BioWare veteran says product placement could help fund AAA games
A former BioWare executive wants games to borrow Hollywood’s ad playbook, but the real test is whether players will accept brands in their worlds.

AAA budgets are climbing so hard that a former BioWare boss is asking whether games should start looking more like film and television to pay for themselves. Mark Darrah, who spent 23 years at BioWare and served as executive producer on Dragon Age, says product placement could help cover the cost of big-budget games instead of forcing publishers deeper into live-service hooks and microtransactions.
The pitch is blunt because the economics are blunt. Material tied to the Competition and Markets Authority’s work on Microsoft’s Activision Blizzard deal said modern AAA games can cost $200 million or more, while one major franchise cost $660 million to produce before more than $500 million in marketing. Other reporting tied to the same material said some Call of Duty entries cleared $300 million in development spending and that Grand Theft Auto VI was reported at more than $250 million. In that environment, a one-time sale looks thinner every year, especially when publishers are trying to keep premium games alive without turning every release into a storefront.

That is why Darrah’s idea is less about novelty than survival. The industry has spent years leaning on recurring monetization because it promises a longer revenue tail, but that model has also crowded out other kinds of games. Darrah has warned about a future where AAA releases without live-service elements become rare, and his product-placement proposal reads like an attempt to build a bridge for expensive single-player and non-live-service projects before that future hardens.

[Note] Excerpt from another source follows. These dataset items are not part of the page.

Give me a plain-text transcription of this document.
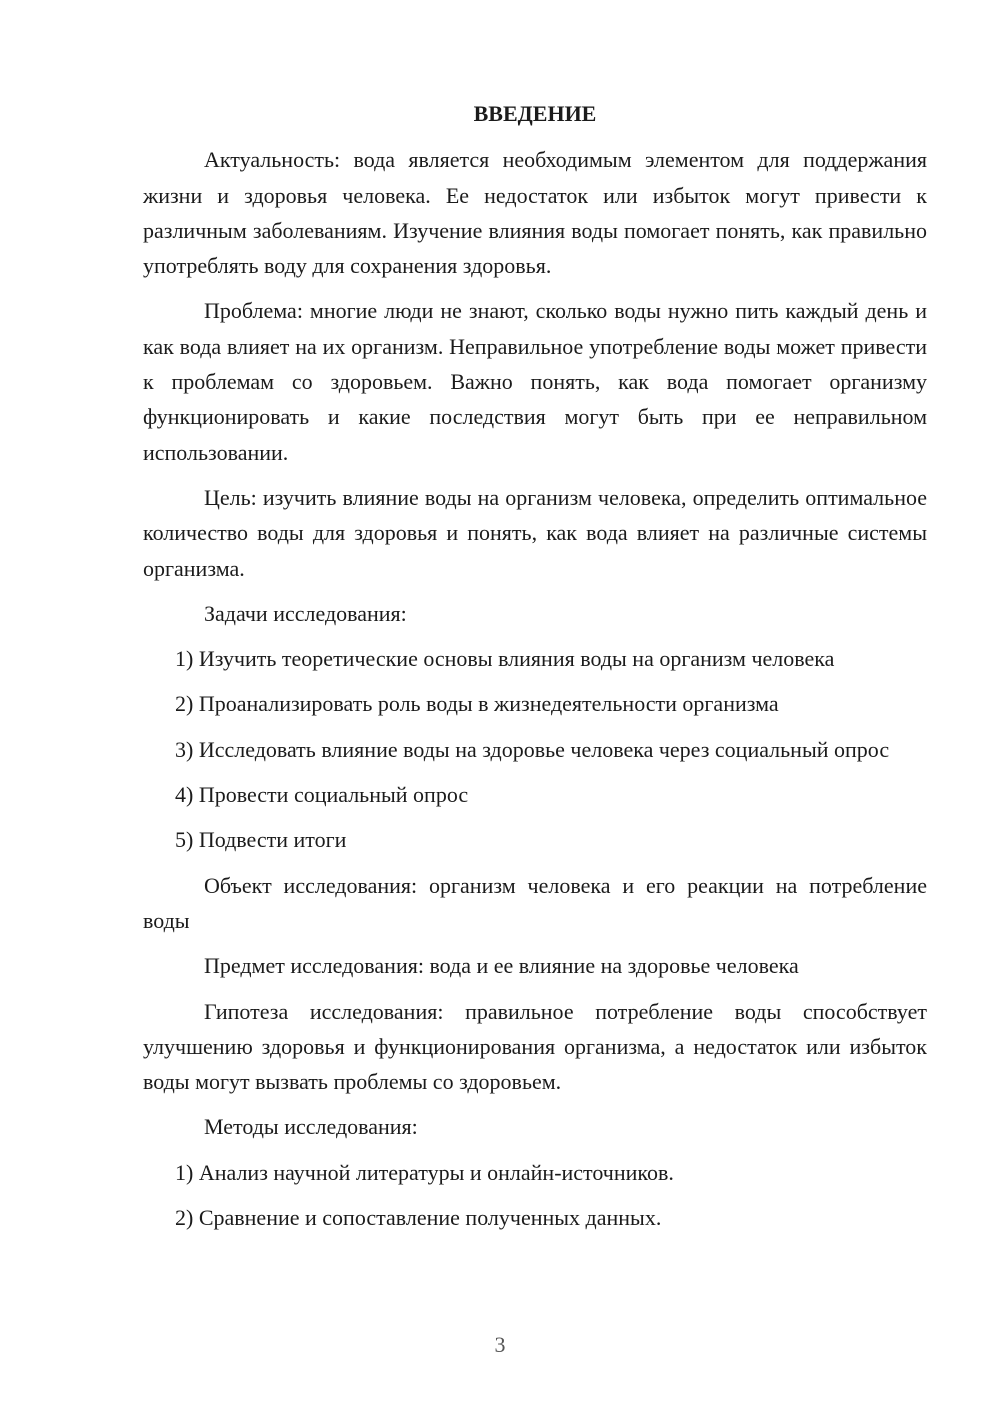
ВВЕДЕНИЕ

Актуальность: вода является необходимым элементом для поддержания жизни и здоровья человека. Ее недостаток или избыток могут привести к различным заболеваниям. Изучение влияния воды помогает понять, как правильно употреблять воду для сохранения здоровья.

Проблема: многие люди не знают, сколько воды нужно пить каждый день и как вода влияет на их организм. Неправильное употребление воды может привести к проблемам со здоровьем. Важно понять, как вода помогает организму функционировать и какие последствия могут быть при ее неправильном использовании.

Цель: изучить влияние воды на организм человека, определить оптимальное количество воды для здоровья и понять, как вода влияет на различные системы организма.

Задачи исследования:

1) Изучить теоретические основы влияния воды на организм человека

2) Проанализировать роль воды в жизнедеятельности организма

3) Исследовать влияние воды на здоровье человека через социальный опрос

4) Провести социальный опрос

5) Подвести итоги

Объект исследования: организм человека и его реакции на потребление воды

Предмет исследования: вода и ее влияние на здоровье человека

Гипотеза исследования: правильное потребление воды способствует улучшению здоровья и функционирования организма, а недостаток или избыток воды могут вызвать проблемы со здоровьем.

Методы исследования:

1) Анализ научной литературы и онлайн-источников.

2) Сравнение и сопоставление полученных данных.

3
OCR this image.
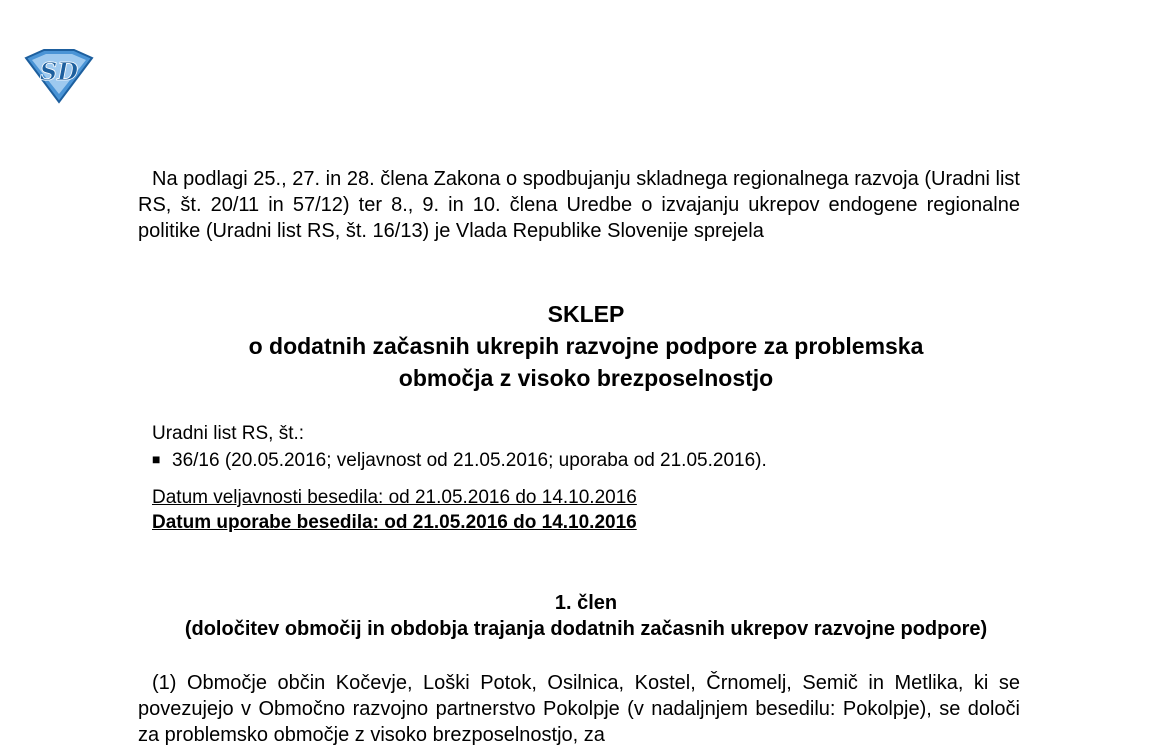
SD
Na podlagi 25., 27. in 28. člena Zakona o spodbujanju skladnega regionalnega razvoja (Uradni list RS, št. 20/11 in 57/12) ter 8., 9. in 10. člena Uredbe o izvajanju ukrepov endogene regionalne politike (Uradni list RS, št. 16/13) je Vlada Republike Slovenije sprejela
SKLEP
o dodatnih začasnih ukrepih razvojne podpore za problemska
območja z visoko brezposelnostjo
Uradni list RS, št.:
■ 36/16 (20.05.2016; veljavnost od 21.05.2016; uporaba od 21.05.2016).
Datum veljavnosti besedila: od 21.05.2016 do 14.10.2016
Datum uporabe besedila: od 21.05.2016 do 14.10.2016
1. člen
(določitev območij in obdobja trajanja dodatnih začasnih ukrepov razvojne podpore)
(1) Območje občin Kočevje, Loški Potok, Osilnica, Kostel, Črnomelj, Semič in Metlika, ki se povezujejo v Območno razvojno partnerstvo Pokolpje (v nadaljnjem besedilu: Pokolpje), se določi za problemsko območje z visoko brezposelnostjo, za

The real question is where that bridge would hold and where it would collapse. Sports games are the obvious test case, because brand integration already fits the fantasy of licensed teams, stadiums, kits, and broadcasts. Electronic Arts actively markets brand partnership opportunities, and EA SPORTS FC 26 was announced with 20,000-plus athletes, 750-plus clubs and national teams, 120-plus stadiums, 35-plus leagues, and 300-plus football partners. Lowe’s also said in April 2025 that it would appear across multiple EA SPORTS titles, including EA SPORTS FC, Madden NFL, and College Football. In that lane, a sponsor feels native.
A narrative RPG or a live-service fantasy world would be a different fight entirely. Players may tolerate a branded billboard in a racing pit lane or a TV-style ad board in a stadium, but a soda logo in a dragon city or a sneaker placement in a prestige RPG risks landing as a reminder that the world is being rented, not built. That tension sits at the center of Darrah’s argument, because the industry is already under pressure: the Game Developers Conference’s 2024 survey reached more than 3,000 developers, later reporting said 41% had been affected by layoffs in some form, and Engadget’s summary of the same survey said 11% were laid off in 2024 while 29% had direct colleagues laid off. Product placement may look like a funding fix, but for players it could just as easily become the next monetization battle over where immersion ends and the ad break begins.